Questionada sobre como esses jovens podem se preparar para um mercado de trabalho ainda desconhecido, com carreiras e profissões que ainda nem existem, Tomazella elenca a capacidade de manterem-se atualizados e o fortalecimento das relações humanas como habilidades importantes a serem desenvolvidas.

“Estima-se que um aprendizado de hoje tenha 'duração' de três anos. Ou seja, o que sabemos hoje, em três anos, será 'museu'. Não é preciso saber tudo de tudo, mas compreender como os pontos estão interligados pelas mais diversas áreas de estudo, quais as necessidades do mundo e como unir conhecimentos distintos para conquistar seus objetivos.
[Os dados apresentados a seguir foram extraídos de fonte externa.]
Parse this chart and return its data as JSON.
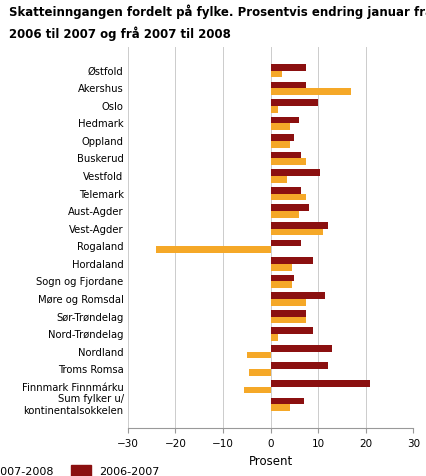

O mundo atual é o mundo da conexão. E para isso é preciso ir em busca, perguntar, arriscar, criar, deixar ideias de lado para colocar as dos outros em ação. É preciso confiar no outro. Conectar-se não apenas pelo virtual, mas gerar realmente conexões humanas”, aponta.

Ela compara que, enquanto os "Baby Boomers", nascidos no período pós-Segunda Guerra Mundial até a década de 1960, tinham uma carreira a vida toda, pesquisas apontam que a geração atual terá em média nove carreiras diferentes ao longo da vida. "Então, precisam estar abertos para o movimento estudar/buscar/conhecer/conectar-se com quem pode lhe ajudar com a ideia/colocar em ação/errar, reaprender/refazer", aponta.

Entretanto, Tomazella ressalta que, de maneira geral, essa geração não deixa claro o quanto está disposta a arriscar – e até mesmo errar - para atingir os objetivos elencados na pesquisa. “Por mais que eles busquem "o caminho certo", precisam compreender que, para acertar, podem precisar errar. E o erro faz parte do caminho do acerto. Em vez de ficarem irritados e desistirem do que estavam fazendo, precisam identificar o mais rápido possível onde erraram e pensar em novas formas de fazer o que querem. Para isso, podem precisar de novas conexões humanas e novos conhecimentos".